Le réalisateur danois Lars von Trier, dans ce climat de provocation, a également proposé sa réponse. Il s’agit d’un petit film où on le voit découper au ciseau la croix blanche du drapeau danois, symbole de chrétienté. Ensuite, le drapeau, à présent entièrement rouge, est hissé au son de l’Internationale socialiste. La position du Danemark semble paradoxale. Alors qu’il se réclame de principes libéraux et laïcs lorsqu’il critique et raille d’autres pays et d’autres religions, il n’en reste pas moins un Etat confessionnel avec à sa tête la monarchie la plus ancienne d’Europe. Il existe d’ailleurs un Ministère de l’Eglise avec des pasteurs fonctionnaires et diplômés dans les universités publiques du royaume.
Lars Bonnevie, toujours dans l’hebdomadaire Weekendavisen, déclarait: «La Constitution danoise est souvent représentative d’une communauté ethnique pré-moderne,avec la religion luthérienne comme base idéologique. Comment un immigré, musulman ou non, peut-il se reconnaître dans un texte qui marginalise son identité culturelle et religieuse, surtout lorsqu’une grande partie des citoyens euxmêmes
refusent ce texte?» En fait, le Danemark applique un système très éloigné du modèle laïc «à la française». Ce n’est pas un hasard si au Danemark il existe d’un côté la «liberté de la presse», dont tout le monde parle, et de l’autre une loi qui interdit le blasphème contre les autres cultures et croyances religieuses. On parle beaucoup
de la première depuis quelques jours, alors que le gouvernement s’est rappelé de la seconde en voyant les répercussions de l’affaire sur l’économie du pays.
Que s’est-il passé en amont de l’affaire des caricatures du prophète Mahomet? L’échec
d’une politique d’asile et d’accueil des immigrés discrètement modifiée et aujourd’hui franchement imposée par le gouvernement par la méthode de l’assimilation à la culture locale. Au Danemark, l’immigration a toujours été maîtrisée et l’effort d’intégration a toujours été fondamental pour les institutions du pays, tout en respectant la culture de l’autre. Ce n’est que bien plus tard que la politique en matière d’intégration des immigrés a changé. Pourquoi? Le processus d’intégration, soutenu financièrement, a permis la socialisation des jeunes immigrés scolarisés.
Pour la plupart originaires de cultures à fort lien familial, ils ont été poussés à en sortir pour se rapprocher du modèle danois, voué à plus d’autonomie et d’indépendance financière. Ce phénomène a souvent produit de douloureuses ruptures entre les enfants et les parents d’immigrés. Cela était le prix à payer pour s’intégrer et «ressembler» aux jeunes Danois. En grandissant, ces jeunes immigrés ont achevé leurs études ou leur formation professionnelle. Alors que les jeunes Danois trouvaient peu à peu un poste de travail, ces jeunes issus de l’immigration, avec leurs noms à consonances peu scandinaves, avaient beaucoup plus de peine à intégrer le monde du travail et la société en général.
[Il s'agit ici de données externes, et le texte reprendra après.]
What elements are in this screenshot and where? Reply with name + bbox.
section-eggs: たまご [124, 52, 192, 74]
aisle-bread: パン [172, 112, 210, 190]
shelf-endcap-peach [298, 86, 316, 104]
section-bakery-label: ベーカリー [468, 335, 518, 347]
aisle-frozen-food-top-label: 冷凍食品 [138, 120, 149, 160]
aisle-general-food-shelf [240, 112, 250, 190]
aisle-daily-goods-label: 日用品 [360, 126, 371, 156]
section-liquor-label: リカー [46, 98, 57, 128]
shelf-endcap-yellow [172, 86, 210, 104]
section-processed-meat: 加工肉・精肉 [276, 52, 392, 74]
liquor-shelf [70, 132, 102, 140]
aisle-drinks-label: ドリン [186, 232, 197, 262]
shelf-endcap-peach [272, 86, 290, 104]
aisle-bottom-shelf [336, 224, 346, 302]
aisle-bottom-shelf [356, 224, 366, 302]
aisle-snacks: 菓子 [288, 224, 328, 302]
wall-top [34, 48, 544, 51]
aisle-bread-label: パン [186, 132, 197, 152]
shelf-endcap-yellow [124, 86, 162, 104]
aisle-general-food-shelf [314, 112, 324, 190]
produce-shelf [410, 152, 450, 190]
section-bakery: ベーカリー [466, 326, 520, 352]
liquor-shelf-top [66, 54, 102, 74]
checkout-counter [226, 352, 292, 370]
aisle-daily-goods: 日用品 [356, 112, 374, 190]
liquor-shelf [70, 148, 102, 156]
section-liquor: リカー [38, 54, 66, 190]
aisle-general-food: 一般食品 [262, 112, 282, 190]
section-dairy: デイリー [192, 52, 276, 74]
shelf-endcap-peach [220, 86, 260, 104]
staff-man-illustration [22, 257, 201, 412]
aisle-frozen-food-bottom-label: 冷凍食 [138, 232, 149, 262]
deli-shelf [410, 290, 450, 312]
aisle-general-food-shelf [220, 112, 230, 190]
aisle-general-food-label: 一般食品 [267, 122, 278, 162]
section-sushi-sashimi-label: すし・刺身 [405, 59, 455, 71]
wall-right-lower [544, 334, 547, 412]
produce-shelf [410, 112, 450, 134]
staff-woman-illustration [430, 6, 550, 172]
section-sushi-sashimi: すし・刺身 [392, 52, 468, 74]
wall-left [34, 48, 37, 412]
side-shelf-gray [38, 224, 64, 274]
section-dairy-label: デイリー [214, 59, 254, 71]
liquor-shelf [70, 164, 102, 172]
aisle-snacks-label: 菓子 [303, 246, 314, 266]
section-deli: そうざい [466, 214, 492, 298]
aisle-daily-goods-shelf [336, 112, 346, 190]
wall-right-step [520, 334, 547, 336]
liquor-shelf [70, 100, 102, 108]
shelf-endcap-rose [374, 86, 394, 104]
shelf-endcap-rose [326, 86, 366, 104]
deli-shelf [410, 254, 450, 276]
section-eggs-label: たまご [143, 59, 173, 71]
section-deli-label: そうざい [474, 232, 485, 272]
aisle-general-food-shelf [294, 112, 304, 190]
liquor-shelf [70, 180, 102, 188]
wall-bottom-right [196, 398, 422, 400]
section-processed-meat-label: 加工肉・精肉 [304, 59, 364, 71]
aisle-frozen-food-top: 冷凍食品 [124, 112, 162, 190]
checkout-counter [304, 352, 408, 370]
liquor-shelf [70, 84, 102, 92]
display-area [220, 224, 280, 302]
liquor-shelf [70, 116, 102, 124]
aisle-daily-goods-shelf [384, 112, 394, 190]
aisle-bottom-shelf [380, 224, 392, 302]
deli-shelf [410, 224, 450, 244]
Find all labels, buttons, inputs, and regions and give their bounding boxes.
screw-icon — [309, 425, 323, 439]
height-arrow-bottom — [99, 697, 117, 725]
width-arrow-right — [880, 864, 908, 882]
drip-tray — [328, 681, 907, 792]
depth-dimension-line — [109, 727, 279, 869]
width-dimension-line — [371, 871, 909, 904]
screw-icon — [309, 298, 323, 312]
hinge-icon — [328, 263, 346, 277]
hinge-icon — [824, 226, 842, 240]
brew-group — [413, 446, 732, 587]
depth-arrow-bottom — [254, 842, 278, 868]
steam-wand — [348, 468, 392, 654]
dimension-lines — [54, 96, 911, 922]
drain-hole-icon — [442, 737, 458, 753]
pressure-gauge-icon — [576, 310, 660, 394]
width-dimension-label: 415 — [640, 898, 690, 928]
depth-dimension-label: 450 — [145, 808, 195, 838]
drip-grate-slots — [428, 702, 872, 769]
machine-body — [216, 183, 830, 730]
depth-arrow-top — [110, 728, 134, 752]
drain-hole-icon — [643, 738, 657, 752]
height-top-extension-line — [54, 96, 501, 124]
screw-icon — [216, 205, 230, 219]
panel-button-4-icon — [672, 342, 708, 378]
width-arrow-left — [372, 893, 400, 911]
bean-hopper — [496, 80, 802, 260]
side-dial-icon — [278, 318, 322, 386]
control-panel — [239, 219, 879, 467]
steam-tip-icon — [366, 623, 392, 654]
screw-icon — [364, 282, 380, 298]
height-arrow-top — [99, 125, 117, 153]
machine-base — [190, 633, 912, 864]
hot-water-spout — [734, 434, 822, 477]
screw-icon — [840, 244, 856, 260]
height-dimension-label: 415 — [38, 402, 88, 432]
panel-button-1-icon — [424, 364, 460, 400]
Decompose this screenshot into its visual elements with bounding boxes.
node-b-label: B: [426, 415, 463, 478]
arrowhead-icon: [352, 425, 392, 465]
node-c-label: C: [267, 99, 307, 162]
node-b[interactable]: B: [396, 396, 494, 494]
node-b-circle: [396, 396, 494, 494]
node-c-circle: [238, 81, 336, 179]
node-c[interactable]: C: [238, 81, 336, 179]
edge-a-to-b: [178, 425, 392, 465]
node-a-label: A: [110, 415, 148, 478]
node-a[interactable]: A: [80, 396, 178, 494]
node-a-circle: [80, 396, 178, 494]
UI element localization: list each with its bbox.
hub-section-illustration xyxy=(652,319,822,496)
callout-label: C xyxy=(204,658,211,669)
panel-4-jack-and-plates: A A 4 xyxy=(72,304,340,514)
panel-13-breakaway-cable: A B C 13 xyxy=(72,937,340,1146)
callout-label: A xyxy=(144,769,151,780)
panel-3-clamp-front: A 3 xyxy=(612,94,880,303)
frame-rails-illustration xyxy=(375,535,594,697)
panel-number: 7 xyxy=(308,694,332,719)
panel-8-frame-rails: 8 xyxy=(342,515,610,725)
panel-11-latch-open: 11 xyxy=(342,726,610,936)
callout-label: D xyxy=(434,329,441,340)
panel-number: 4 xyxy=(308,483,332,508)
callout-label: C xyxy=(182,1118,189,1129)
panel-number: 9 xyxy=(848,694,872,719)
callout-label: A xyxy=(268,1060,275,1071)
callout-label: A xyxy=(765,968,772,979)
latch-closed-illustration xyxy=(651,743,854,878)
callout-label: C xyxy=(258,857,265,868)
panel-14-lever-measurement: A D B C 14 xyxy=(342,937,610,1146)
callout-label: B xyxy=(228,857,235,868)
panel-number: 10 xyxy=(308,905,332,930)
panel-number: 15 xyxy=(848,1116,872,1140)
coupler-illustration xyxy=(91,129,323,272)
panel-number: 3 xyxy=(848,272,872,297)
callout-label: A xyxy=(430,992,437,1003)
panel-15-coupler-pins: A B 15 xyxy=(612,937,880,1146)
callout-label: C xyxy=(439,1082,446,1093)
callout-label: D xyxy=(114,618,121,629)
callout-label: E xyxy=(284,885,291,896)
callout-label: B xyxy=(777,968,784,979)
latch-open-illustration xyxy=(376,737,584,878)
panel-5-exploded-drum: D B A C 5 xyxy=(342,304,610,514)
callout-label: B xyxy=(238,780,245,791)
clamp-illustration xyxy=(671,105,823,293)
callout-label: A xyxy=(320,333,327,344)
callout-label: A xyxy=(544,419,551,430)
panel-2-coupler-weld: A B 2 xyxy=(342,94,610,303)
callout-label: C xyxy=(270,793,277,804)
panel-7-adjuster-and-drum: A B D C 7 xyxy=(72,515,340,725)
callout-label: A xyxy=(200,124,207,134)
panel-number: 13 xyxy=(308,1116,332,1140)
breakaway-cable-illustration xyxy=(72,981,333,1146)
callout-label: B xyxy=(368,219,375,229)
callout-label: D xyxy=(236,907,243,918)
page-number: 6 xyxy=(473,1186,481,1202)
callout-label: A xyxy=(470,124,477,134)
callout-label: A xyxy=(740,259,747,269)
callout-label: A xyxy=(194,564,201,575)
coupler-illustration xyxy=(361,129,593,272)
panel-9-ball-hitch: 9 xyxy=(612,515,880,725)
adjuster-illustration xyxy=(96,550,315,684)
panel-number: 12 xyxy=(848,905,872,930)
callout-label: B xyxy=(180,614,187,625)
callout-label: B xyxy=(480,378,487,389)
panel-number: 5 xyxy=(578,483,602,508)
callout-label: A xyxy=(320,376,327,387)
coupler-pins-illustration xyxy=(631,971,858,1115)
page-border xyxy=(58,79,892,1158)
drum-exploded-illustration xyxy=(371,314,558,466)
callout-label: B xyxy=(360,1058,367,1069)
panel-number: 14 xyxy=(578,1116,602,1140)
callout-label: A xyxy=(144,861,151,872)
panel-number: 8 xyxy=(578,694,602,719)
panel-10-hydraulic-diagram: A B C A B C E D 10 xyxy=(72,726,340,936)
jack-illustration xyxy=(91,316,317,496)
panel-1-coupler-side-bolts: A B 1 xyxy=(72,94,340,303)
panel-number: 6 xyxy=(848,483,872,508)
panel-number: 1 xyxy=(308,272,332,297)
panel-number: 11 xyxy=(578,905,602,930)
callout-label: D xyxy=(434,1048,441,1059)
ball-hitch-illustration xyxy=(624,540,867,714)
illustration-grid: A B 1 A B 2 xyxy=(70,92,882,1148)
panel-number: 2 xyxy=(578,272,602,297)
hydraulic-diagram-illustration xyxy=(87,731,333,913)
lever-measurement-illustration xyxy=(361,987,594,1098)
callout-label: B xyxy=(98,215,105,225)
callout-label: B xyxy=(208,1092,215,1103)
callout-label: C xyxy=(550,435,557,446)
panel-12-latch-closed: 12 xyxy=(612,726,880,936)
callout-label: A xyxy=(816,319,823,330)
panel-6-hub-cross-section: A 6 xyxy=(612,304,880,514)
Et cette situation n’a cessé de
prendre de l’ampleur depuis plusieurs années. Peu à peu, ces jeunes exclus ont fini par renouer avec les traditions familiales et culturelles qu’ils avaient laissé de côté pour cause d’intégration. Les protestations n’ont pas tardé à se manifester, accentuées par le refus de constructions de mosquées ou de cimetières musulmans. Certains jeunes étaient donc contraints de ramener les corps de leur parents
défunts dans le pays d’origine. Au vu des tensions croissantes, le Gouvernement danois a décidé de réagir. Il a imposé l’interdiction aux familles musulmanes d’envoyer leurs propres enfants dans les écoles coraniques du pays d’origine pendant les vacances scolaires, sous peine d’expulsion de toute la famille du territoire danois. C’est surtout après le 11-septembre que la pression s’est accrue sur les musulmans danois. L’hebdomadaire Jyllands-Posten (qui a publié en septembre dernier
les caricatures de Mahomet) s’est fait le relais de cette islamophobie ambiante. Ce journal est un peu le porte-parole d’une culture chrétienne conservatrice et sectaire. Ironie du sort, en avril 2003, les responsables du journal ont refusé de publier des caricatures du Christ (jugées offensantes) du dessinateur de presse
Chritoffer Zieler. Information donnée par le dessinateur luimême au journal norvégien
Dagbladet lundi dernier. La référence politique du Jyllands-Posten est le parti gouvernemental de droite qui soutient l’expulsion des immigrés et se réclame des
racines «chrétiennes» de la démocratie danoise. Il faut également rappeler
que le Gouvernement danois a suivi les Etats-Unis dans leur guerre contre l’Afghanistan et l’Irak en y envoyant ses troupes. Mais ce rejet des «autres»
cultures concerne aussi la politique interne. Toute la tradition de pensée critique et alternative de l’après-guerre est sur le point d’être démolie. La république
de Cristiania, symbole de l’utopie de la jeunesse de 1968, qui survit en plein coeur de Copenhague, est désormais criminalisée et militairement occupée.
Les expérimentations de l’Université de Roskilde, à l’avantgarde européenne en matière d’interdisciplinarité et de «groupes d’études», est en voie de liquidation.
Le plus triste, dans cette affaire, c’est qu’il y a une totale confusion dans tous les domaines. Face à cette affaire qui secoue le pays, droite et gauche s’unissent, au lieu de débattre de façon contradictoire, au nom du principe qui veut que les «valeurs qu’il faut défendre» se doivent d’être communes. Un peu comme si l’Occident
n’avait pas encore compris qu’il ne dicte désormais plus sa loi au monde et qu’il ne fixe plus l’agenda des débats. Et ceci dans l’hypocrisie la plus totale. La liberté d’expression est ce qu’elle est, au Danemark comme ailleurs. Il suffit de penser à
la façon dont on a manipulé les faits les plus importants depuis des siècles. Plus récemment, ces formes d’expression de liberté de la presse ont en réalité été des opérations pilotées en vue de provoquer des remous politiques et sûrement pas par
simple esprit de liberté.

Y-a-t-il quelque chose de pourri au Royaume de Danemark

Lire le dossier du Temps - sur les politiques d'immigration an Danemark et chez nos voisins
Une autre référence intéressante pour les férus d'histoire de l'art, l'iconoclasme, ce mouvement qui fondait dans la bible son acharnement contre la représentation du divin et qui a détruit des milliers d'icônes et persécutés leurs auteurs...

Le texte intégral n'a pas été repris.